My eyes wet and my head hung low
I vacantly gazed at the edge of the road
When suddenly a growing plant I saw
Bursting forth from dark asphalt
Visibly splitting the surface apart
It had sprung through the soil most harsh
With a lovely flower and a sturdy stalk
Braving this world on a distant path.
 
My eyes vacant no more; locked instead
As a thought crept up in my head
Here I witness the most powerful force
Embodiment of life’s impulse to grow.
This pavement is an unlikely place
For a little shrub to grow and be safe.
 
I could not help but further reflect
If this seed in this harsh soil left
Or traveled and ended up there
Under this adverse and hostile layer
Contained not by the ill willed brute
It drew its nutrients and made it through.

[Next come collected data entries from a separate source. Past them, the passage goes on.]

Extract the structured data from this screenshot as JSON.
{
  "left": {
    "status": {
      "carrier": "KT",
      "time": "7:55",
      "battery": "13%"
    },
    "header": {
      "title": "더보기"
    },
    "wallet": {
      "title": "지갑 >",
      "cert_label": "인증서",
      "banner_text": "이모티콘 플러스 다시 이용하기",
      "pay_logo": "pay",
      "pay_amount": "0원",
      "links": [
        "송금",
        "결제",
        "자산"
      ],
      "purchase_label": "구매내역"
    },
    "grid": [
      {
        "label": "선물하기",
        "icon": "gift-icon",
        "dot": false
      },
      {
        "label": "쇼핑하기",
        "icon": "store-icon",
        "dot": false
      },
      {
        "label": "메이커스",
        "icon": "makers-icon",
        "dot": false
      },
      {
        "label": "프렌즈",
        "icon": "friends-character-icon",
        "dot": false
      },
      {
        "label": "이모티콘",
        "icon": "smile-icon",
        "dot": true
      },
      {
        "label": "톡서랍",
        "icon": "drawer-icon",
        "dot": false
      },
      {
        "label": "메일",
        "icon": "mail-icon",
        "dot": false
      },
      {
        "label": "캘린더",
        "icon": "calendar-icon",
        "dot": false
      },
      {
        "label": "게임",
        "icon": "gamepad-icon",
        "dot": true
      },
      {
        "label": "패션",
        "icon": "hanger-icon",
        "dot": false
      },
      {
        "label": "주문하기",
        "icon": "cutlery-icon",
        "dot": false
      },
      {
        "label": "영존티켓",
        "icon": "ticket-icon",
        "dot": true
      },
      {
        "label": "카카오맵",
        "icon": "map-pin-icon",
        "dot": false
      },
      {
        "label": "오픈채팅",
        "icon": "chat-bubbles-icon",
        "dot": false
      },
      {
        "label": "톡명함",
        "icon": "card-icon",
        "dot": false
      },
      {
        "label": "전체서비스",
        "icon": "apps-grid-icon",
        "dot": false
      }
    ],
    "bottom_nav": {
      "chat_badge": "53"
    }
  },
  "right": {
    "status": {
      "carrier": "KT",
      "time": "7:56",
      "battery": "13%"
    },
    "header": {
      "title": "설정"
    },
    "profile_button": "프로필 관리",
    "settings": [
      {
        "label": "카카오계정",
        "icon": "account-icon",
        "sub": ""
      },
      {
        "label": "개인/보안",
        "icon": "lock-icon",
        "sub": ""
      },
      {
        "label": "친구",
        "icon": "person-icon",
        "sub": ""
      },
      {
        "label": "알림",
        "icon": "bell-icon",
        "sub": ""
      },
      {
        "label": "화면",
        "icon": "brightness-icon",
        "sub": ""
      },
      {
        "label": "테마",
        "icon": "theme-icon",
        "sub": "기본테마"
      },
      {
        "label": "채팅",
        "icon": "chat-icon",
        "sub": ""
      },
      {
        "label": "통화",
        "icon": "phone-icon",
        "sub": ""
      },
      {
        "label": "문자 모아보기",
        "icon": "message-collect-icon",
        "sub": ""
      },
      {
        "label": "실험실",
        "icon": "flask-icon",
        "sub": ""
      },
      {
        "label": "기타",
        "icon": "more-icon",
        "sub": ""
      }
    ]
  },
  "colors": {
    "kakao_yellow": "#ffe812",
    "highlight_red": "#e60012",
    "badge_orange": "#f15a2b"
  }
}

No matter its soil was dry and hard
It pushed its luck and made the top
Breathing the air and its moistened flow
With Nature swapping back and forth
But this innocent little plant busy with its chores
Unaware of what life might have for it in store.
 
When the keeper of this road may come and find
A growth on the roadside unwieldy to his mind
He may not stop to ponder things
To see things fairly and clearly think
To think that this young shoot of awhile
Might he re-plant in another soil.
Created for life’s purpose to fulfill
God made no life for another to kill.
 
But Oh No!
The keeper will come and strangle its growth
He will pluck it away with brutal force
Like Aqsa’s father had done in her case
O Beautiful Flower! O Aqsa’s face!
 
O Little girl, O Our Daughter!
We let you down, we are no fathers.
Now, we cry for you and cry the hues
But now we must all pay our dues.
We lament and lament and I sadly think
Is it Twenty First century or Six Fourteen?
I heard Quran’s lament of those olden times
How in saddest terms it portrayed those crimes
When they hear the news of a daughter born
Their face turns dark, with grief they are torn
By the ill they see in the good news
With shame from people they hide and muse
Will they keep this shame or bury it in the dust
Both are evil choices and choose they must
 
O Beautiful Flower! O Aqsa’s face!
May that we learn to change our fate!
 
Mutaal Mooquin
December 21, 2007
(Quoted lines of the second last stanza are rendition of Quran: 16: 58 -59)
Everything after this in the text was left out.